Port lib0 encoding/decoding
Background
We want to port encoding/decoding features of lib0 into OctoBase. The existing lib0 implementation is buggy and unsafe to use it in production. And we don't see any optimization for that in their roadmap.
So let's just start porting our own high-performance and production-ready lib0 encoding/decoding features in OctoBase.
### Steps
- [x] basic type/ybinary decoding - [nom](https://docs.rs/nom/latest/nom/) & [byteorder](https://docs.rs/byteorder)
- [x] basic type encoding - [nom](https://docs.rs/nom/latest/nom/) & [byteorder](https://docs.rs/byteorder)

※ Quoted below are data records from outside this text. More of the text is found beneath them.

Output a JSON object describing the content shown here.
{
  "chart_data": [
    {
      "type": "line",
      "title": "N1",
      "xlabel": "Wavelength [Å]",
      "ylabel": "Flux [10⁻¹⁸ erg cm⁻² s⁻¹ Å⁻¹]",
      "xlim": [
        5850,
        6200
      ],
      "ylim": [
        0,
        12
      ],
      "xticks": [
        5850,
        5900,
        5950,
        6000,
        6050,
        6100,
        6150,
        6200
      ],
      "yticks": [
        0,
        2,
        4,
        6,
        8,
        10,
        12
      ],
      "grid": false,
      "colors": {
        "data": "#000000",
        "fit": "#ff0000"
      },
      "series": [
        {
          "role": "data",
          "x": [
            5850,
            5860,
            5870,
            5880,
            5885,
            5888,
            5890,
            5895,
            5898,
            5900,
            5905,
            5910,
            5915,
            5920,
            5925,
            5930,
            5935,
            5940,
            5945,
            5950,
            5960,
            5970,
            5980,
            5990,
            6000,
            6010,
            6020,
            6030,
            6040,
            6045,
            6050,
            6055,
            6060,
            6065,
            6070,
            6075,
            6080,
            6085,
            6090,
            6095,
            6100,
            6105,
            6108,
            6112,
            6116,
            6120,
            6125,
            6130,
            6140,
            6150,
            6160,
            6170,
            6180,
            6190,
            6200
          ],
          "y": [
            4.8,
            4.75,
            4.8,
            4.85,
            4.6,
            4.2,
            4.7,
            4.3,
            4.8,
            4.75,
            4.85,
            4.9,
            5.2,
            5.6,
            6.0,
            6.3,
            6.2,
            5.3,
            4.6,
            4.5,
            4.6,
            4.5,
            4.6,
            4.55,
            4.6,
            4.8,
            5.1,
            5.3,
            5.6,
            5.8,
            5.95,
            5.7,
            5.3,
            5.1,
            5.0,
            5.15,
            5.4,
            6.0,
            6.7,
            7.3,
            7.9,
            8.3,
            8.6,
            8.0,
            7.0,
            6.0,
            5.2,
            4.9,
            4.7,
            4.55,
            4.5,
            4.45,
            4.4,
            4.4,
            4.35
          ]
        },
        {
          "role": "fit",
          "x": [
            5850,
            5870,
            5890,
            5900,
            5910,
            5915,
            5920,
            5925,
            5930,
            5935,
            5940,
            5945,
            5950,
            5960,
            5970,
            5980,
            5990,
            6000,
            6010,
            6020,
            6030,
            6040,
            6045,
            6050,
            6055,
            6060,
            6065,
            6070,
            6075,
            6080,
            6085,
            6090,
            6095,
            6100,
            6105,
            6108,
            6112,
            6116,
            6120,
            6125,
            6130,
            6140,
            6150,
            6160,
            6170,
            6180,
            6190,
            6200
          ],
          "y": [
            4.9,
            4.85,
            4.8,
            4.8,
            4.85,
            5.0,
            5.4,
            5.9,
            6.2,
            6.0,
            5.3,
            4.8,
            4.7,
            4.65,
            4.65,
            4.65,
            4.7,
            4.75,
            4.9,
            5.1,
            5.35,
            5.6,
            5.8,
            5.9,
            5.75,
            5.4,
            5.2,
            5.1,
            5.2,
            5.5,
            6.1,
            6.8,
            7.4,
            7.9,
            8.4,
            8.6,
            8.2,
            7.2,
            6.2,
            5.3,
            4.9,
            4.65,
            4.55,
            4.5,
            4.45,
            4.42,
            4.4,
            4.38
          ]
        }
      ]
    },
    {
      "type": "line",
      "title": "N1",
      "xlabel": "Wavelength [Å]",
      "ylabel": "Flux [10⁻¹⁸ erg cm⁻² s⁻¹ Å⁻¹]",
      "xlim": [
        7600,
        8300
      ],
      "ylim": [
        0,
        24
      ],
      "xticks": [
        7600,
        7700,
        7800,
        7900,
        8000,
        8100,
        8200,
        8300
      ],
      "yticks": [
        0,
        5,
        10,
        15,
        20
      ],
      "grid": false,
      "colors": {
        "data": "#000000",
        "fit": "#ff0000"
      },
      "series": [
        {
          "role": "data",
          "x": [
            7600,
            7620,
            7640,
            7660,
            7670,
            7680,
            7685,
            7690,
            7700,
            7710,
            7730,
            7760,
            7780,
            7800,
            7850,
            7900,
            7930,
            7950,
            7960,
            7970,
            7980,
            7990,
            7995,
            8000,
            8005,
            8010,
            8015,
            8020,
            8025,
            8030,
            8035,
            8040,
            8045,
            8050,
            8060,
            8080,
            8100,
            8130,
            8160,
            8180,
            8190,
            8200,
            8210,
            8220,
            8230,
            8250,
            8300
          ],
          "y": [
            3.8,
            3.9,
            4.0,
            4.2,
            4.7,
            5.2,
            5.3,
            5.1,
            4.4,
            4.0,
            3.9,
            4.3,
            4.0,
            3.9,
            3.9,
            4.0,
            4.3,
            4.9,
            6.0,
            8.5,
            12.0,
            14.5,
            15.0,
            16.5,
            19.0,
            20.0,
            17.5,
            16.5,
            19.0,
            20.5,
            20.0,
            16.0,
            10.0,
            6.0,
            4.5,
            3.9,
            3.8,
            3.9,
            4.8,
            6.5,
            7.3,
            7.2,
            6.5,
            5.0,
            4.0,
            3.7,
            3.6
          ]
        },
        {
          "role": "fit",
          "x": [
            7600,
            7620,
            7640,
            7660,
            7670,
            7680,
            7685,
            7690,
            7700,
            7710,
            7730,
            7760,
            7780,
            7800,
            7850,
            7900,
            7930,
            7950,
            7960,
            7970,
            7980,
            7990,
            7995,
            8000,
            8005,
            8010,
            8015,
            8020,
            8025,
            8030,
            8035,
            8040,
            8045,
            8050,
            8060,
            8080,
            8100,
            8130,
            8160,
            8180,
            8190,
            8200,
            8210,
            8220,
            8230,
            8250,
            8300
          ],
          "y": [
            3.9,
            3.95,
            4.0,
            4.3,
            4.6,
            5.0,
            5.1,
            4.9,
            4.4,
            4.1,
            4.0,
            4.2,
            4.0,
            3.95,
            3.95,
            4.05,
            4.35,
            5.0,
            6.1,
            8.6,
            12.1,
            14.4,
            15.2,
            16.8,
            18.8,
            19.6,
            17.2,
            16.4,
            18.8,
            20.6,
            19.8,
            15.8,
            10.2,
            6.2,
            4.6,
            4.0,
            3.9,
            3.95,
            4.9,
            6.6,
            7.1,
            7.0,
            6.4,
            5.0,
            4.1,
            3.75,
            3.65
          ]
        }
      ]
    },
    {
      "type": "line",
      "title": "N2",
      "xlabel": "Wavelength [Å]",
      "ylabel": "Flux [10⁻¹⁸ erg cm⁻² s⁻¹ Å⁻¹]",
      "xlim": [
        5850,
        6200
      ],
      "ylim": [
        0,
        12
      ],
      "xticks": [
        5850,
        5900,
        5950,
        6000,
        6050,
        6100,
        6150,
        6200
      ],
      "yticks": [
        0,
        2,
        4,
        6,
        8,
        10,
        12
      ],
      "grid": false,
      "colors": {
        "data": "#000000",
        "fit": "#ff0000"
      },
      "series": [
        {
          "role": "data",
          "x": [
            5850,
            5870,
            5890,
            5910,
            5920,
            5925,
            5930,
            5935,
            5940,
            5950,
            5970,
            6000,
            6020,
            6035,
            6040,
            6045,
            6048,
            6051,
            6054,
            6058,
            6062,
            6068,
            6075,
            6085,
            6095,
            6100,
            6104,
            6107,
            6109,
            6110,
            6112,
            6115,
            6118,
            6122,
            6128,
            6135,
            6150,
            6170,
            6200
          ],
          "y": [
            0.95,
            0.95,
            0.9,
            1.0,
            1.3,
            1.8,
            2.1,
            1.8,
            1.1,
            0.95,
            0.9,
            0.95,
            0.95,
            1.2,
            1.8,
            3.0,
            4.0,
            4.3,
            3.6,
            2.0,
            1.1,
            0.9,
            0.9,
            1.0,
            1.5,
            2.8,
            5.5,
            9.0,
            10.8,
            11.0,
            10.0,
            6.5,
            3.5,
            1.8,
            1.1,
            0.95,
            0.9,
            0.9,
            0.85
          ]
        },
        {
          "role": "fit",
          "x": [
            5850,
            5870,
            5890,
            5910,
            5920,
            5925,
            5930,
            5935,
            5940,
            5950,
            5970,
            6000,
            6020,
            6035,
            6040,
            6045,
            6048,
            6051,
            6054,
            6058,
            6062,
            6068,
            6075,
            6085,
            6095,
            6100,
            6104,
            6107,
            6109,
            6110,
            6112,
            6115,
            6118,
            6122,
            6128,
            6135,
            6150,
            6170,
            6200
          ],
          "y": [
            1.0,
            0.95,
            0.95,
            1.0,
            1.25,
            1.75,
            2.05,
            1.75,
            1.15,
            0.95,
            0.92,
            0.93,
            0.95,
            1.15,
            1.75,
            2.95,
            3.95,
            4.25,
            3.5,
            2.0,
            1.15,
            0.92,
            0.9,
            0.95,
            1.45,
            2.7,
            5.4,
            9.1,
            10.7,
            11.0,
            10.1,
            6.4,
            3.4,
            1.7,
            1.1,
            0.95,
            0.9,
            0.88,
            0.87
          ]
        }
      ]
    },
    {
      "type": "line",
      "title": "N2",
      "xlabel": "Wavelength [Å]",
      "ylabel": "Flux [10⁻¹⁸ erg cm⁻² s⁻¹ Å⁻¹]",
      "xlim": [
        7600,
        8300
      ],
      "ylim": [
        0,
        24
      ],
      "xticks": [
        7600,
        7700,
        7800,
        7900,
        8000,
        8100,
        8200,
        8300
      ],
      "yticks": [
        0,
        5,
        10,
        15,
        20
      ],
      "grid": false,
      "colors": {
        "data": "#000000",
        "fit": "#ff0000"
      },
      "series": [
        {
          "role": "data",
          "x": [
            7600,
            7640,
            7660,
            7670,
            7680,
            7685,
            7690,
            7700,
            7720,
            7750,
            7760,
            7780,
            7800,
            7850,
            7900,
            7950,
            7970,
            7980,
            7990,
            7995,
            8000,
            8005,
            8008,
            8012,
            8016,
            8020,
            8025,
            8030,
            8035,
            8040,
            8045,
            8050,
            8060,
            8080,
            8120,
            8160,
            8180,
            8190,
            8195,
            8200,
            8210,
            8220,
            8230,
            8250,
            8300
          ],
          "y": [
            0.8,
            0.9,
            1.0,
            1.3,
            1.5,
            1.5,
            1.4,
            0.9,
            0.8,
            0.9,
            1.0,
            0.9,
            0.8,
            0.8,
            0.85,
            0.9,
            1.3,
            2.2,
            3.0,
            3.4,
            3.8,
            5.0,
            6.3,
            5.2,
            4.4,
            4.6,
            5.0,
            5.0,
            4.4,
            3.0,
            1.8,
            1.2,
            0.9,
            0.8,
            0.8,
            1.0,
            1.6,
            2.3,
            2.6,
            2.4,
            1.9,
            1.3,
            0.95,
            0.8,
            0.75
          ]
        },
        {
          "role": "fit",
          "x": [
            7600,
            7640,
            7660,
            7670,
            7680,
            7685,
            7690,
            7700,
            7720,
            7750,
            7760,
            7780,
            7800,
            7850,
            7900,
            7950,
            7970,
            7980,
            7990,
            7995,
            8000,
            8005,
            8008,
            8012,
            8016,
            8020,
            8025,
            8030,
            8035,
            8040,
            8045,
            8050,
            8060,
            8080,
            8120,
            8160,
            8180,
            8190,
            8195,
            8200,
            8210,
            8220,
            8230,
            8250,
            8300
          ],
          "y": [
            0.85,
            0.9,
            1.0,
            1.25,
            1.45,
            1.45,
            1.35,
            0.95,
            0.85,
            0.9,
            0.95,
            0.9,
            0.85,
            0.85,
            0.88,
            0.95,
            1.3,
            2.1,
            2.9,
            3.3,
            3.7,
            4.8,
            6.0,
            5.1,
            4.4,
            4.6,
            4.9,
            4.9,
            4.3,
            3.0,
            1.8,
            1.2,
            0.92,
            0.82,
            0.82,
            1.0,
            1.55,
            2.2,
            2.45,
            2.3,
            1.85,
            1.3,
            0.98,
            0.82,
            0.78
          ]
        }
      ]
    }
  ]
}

- [ ] https://github.com/toeverything/OctoBase/issues/401
- [ ] https://github.com/toeverything/OctoBase/issues/402
Overview
lib0/encode provides two types of encoding methods:
- write an integer of explicit byte length、write integers to variable-length bytes、write float to bytes as big endian
- composite type
- write a variable-length int for the tag type
- write length if need(string、stringified json etc.)
- write the corresponding type of bytes
So in fact, what we encode and decode is a sequence containing multiple types
Design
I plan to implement a port of the lib0 part using nom for decoding and byteorder for encoding.
Since lib0 only provides codecs for multi-type sequences and does not provide specific structural abstractions, I do not plan to introduce libraries such as serde at this level, but introduce them in the port of yjs.
Testing
At present, y-crdt has implemented a lib0 version. I plan to use it as a result reference to fuzzing, and write a test case comparing the results of js version lib0 for each type of encoding.
cc @Brooooooklyn @zuoxiaodong0815
The following pseudo-code describes how to read a ydoc (read method without ytype) VarXxx means a read_var_xxx function, accept &[u8] and consume part of it, return new &[u8] and parsing results
1. readUpdateV2
a. readClientStructRefs
i. numOfStateUpdates = VarUint
ii. Loop numOfStateUpdates
1) numOfStructs = VarUint
2) client = VarUint
3) clock = VarUint
4) Loop numOfStructs
a) info = Uint8
b) First5Bit = 0b00011111 & info
c) Switch First5Bit
i) Case0 // GC
1. len = VarUint
2. Break
ii) Case10 // Skip
1. len = VarUint
2. Break
iii) Default
1. cantCopyParentInfo = 0b1100000 & info
2. If info & 0b10000000 == 0b10000000 then
– leftId = Id {VarUint, VarUint}
3. End
4. If info & 0b01000000 == 0b01000000 then
– rightId = Id {VarUint, VarUint}
5. End
6. If VarUint = 1 then
– doc.get(VarString)
7. Else
– leftId = Id {VarUint, VarUint}
8. End
9. If info & 0b00100000 == 0b00100000 then
– VarString
10. End
11. readContentByType(First5Bit)
b. readAndApplyDeleteSet
i. numClients = VarUint
ii. Loop numClients
1) client = VarUint
2) numberOfDeletes = VarUint
3) Loop numberOfDeletes
a) clock = VarUint
b) clockLen = VarUint
Ybinary structure analysis
Currently, I have implemented the parser of ybinary(update) in https://github.com/toeverything/OctoBase/pull/389.
There are several known problems, which I will write here for future improvements to the format:
-
format without analytic expressions
In mathematics, a solution that can be expressed by a analytic expression is called a analytic solution, and I use it to describe a file format: if a file format can read any data in a file container with a fixed logic, I call it has analytic expression. MKV is a typical format that has a analytic expression, you can read any data stored in MKV with a fixed read logic.
ybinary, on the other hand, has not analytic expression. If you want to read ybinary, you first need to read multiple variable-length integers, which describe how many times you need to loop through the item, and then there is a lot of variable-length integer read/write logic in the process of reading the item, which means that if any one byte is corrupted in the ybinary, the whole ybinary will no longer be readable, which greatly increases the risk of store ybinary for a long time.
-
can only be read in full
ybinary is stateful: ybinary does not store the complete crdt item state, some state depends on the state in the previously loaded crdt item, which means if you want to read or write a crdt item in ybinary, you have to read the whole ybinary into memory.
-
No file or value level self-checking
As mentioned earlier, ybinary has no analytic expression, which means that any byte corruption in binary will result in the corruption of the whole binary. Since binary does not contain checksum on the value, we cannot know whether ybinary is corrupted and from where until we read it.
-
Complexity of decoding
ybinary uses a lot of variable-length integer encoding to save the values, which consumes a lot of cpu resources when coding and decoding.
in contrast, fixed-length binary numbers can be decoded at high speed on any platform (including js runtime, using dataview)
the variable-length integer encoding used by ybinary contains conditional judgments in the encoding and decoding logic, which makes it several times slower than fixed-length binary numbers even if it is optimized on the native platform.